About midway up the chairlift, I gave Boehmer a call. He answered, but all I could hear was “King Pine.” Twenty minutes later, I was following him, skis on our shoulders, up a steep glade under the summit. We were still in bounds, but headed for an area that hadn’t seen much traffic that day. There was a rock that Boehmer wanted to show me, where, if you hit it right, you could clear all the danger underneath it—trees, more rocks, ice—and land in a pocket of powder. We spent the next hour hiking above the rock, hitting it, crashing, and then hiking up again. While resting, I asked him how he’d found himself making a life around the mountain.

“I was at UMaine,” Boehmer said, “but I just wasn’t happy.” After Boehmer talked with his brother—who lived in Kingfield—about how he was feeling, his brother had just three words of advice: “Get up here.”

“I still don’t know what I want to do with my life,” Boehmer said. “But this year has been amazing. It’s the people. Awesome people. Greatest people I’ve ever known.”

After another hour or so of acting like 15 year olds—at one point, we decided to hit the rock shirtless—I told him I had to get back down to my daughter’s lesson. We shook hands and I let him have the summit to himself.

The lesson went well—as in, when I asked my daughter if she wanted another one on Sunday, she said, very sternly, “Yes, Dad.”

That night, my wife and daughter and I ate dinner at the Rack. It’s the kind of place for young and old, crazy and tame. A band was warming up on the stage, a March Madness tournament game was on the TV, a girl was walking around with a puppy in her arms. On the deck out front, people were drinking beer and staring up at the mountain and talking about their day. After a few rounds of Air Hockey, it was bedtime.

While my wife and daughter slept, I went up to Widowmaker, where Nicki Bluhm and the Gramblers, a band that earned its fame by posting Youtube videos of themselves performing in a moving van, was getting warmed up.

At one table, I met up with Lucas Richie, from Houlton, and his wife. Newlyweds, they came up from Portland for the night, just to get out of town. A few tables away, Jennifer Frost and Michelle Ayotte, from Winslow, were bouncing their heads to the music. “Friends since the sandbox,” they referred to themselves as “Sugarloaf believers.”

“This is the Disneyland of Maine,” Frost said. “It’s Chuck E. Cheese for adults. People sometimes say ‘Maine sucks, it’s too cold!’ but you just got to get off the friggin’ couch! I hear of people getting seasonal depression and all that, but I say get over it and get up here.”

Ayotte felt the same. “I’m a total Sugarloaf snob,” Ayotte said. Tomorrow, Ayotte and Frost had big plans: they were going to hit the slopes with bunny ears and cottontails.

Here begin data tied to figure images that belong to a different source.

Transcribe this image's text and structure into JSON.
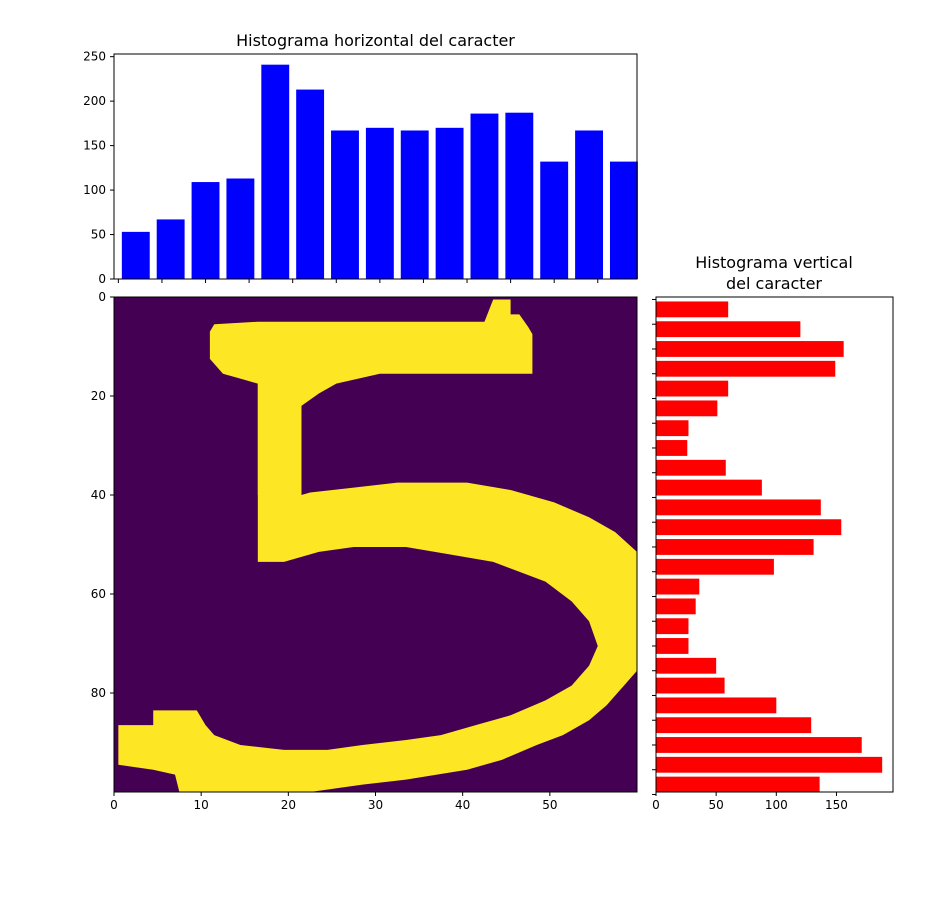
{
  "colors": {
    "horizontal_bars": "#0000ff",
    "vertical_bars": "#ff0000",
    "image_background": "#440154",
    "image_foreground": "#fde725"
  },
  "chart_data": [
    {
      "type": "bar",
      "title": "Histograma horizontal del caracter",
      "orientation": "vertical-bars",
      "bin_width": 4,
      "x": [
        2,
        6,
        10,
        14,
        18,
        22,
        26,
        30,
        34,
        38,
        42,
        46,
        50,
        54,
        58
      ],
      "values": [
        53,
        67,
        109,
        113,
        241,
        213,
        167,
        170,
        167,
        170,
        186,
        187,
        132,
        167,
        132
      ],
      "xlim": [
        -0.5,
        59.5
      ],
      "ylim": [
        0,
        253
      ],
      "yticks": [
        0,
        50,
        100,
        150,
        200,
        250
      ],
      "bar_color": "#0000ff"
    },
    {
      "type": "heatmap",
      "colormap": "viridis",
      "shape": [
        100,
        60
      ],
      "xticks": [
        0,
        10,
        20,
        30,
        40,
        50
      ],
      "yticks": [
        0,
        20,
        40,
        60,
        80
      ],
      "content": "binary image of the handwritten digit 5"
    },
    {
      "type": "bar",
      "title": "Histograma vertical\ndel caracter",
      "orientation": "horizontal-bars",
      "bin_width": 4,
      "y": [
        2,
        6,
        10,
        14,
        18,
        22,
        26,
        30,
        34,
        38,
        42,
        46,
        50,
        54,
        58,
        62,
        66,
        70,
        74,
        78,
        82,
        86,
        90,
        94,
        98
      ],
      "values": [
        60,
        120,
        156,
        149,
        60,
        51,
        27,
        26,
        58,
        88,
        137,
        154,
        131,
        98,
        36,
        33,
        27,
        27,
        50,
        57,
        100,
        129,
        171,
        188,
        136
      ],
      "xlim": [
        0,
        197
      ],
      "ylim": [
        -0.5,
        99.5
      ],
      "xticks": [
        0,
        50,
        100,
        150
      ],
      "bar_color": "#ff0000"
    }
  ]
}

The next morning, I brought my daughter up to the base lodge for another Mountain Magic session with Nicole Pineau. By now, my daughter had all but adopted Pineau as her big sister.

As for me, I’d adjusted my expectations: I really didn’t care if my daughter learned how to ski; all I wanted was to know that she was having a good time, with a cool older girl who valued things that I felt were important: fresh air, respect for the winter, and the ability to fail and get back up again.

My wife and I took several runs. When we got back to the slope, we were worried: no sign of the red snowsuit. Then the Moose Caboose zipped past us, my daughter waving, cuddled up next to her new buddy. The Moose Caboose climbed several hundred yards above the base lodge, and then a bit higher.

“No way,” I said to my wife.

“No way,” my wife said back.

Then we watched my daughter, mimicking Pineau’s every move, cut about 30 turns—big, relentless, fearless, reckless turns. As she passed us, she smiled, laughed proudly, and then tumbled into a bank of slush.

I couldn’t believe it. Really, I couldn’t believe it. And later that afternoon, as I sat on the deck of the base lodge drinking a beer and watching my wife and daughter dance in their ski boots to Gangnam Style—Happy Easter!—with a bunch of other kids, I still couldn’t believe it.